Simalakama

Gue sedang dalam posisi yang dilema sekarang, gue ingin maju lagi untuk yang ketiga kali nya ujian CCIE Voice, akan tetapi singkat nya waktu dan minim nya peralatan untuk latihan membuat gue tidak begitu optimis gue mampu berhasil di ujian yang ketiga. Di saat yang bersamaan ada rumor jika ujian ini akaan ganti versi, dimana pada bulan juni semua perangkat akan dinaikan versi nya ke versi 8 yang tentunya akan ada feature-feature baru yang akan diuji dan gue harus coba belajar lagi dari awal.

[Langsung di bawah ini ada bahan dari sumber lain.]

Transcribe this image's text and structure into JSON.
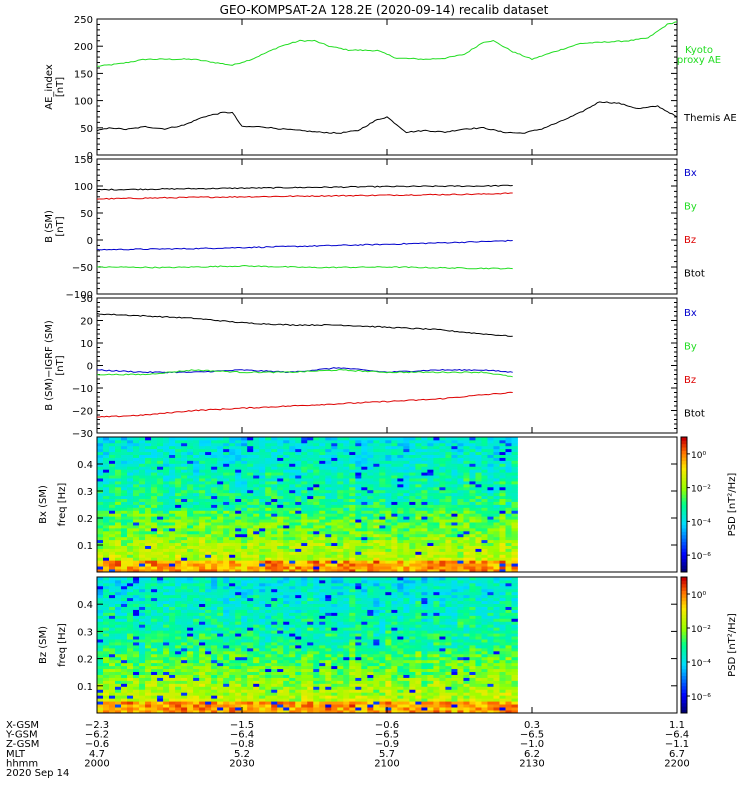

Selain itu, istri gue sudah dekat dengan due-date nya, prediksi dokter di akhir april atau awal mei akan melahirkan, hal ini tentunya harus gue cermati karena sebulan sebelum dan sesudah melahirkan gue harus tetap siaga.

Gue bingung harus bagaimana enak nya, karena jika gue gagal lagi untuk yang ketiga maka gue harus menyiapkan biaya ujian untuk mengganti biaya yang sudah gue gunakan untuk ujian tidak termasuk akomodasi.

Gue berada di antara ingin menuntaskan apa yang sudah gue mulai dan kepentingan pribadi gue.

Mungkin ada baik nya jika gue melepaskan semua nya kepada yang di Atas, karena Dia lebih tahu dan akan memberi jalan apa yang sebaiknya gue lakukan nanti. Akan tetapi sebagai manusia, gue tetap pusing.

Ujian CCIE Voice ini sudah sangat menguras tenaga, waktu dan biaya. Jika gue tidak berhasil lulus di ujian ini pun, setidaknya gue sudah mendapatkan pengalaman yang sangat berharga dari proses nya, tidak hanya pengalaman teknikal yang membuat gue semakin menguasai teknoloi voice CISCO, akan tetapi juga pengalaman-pengalaman non-teknikal lainnya.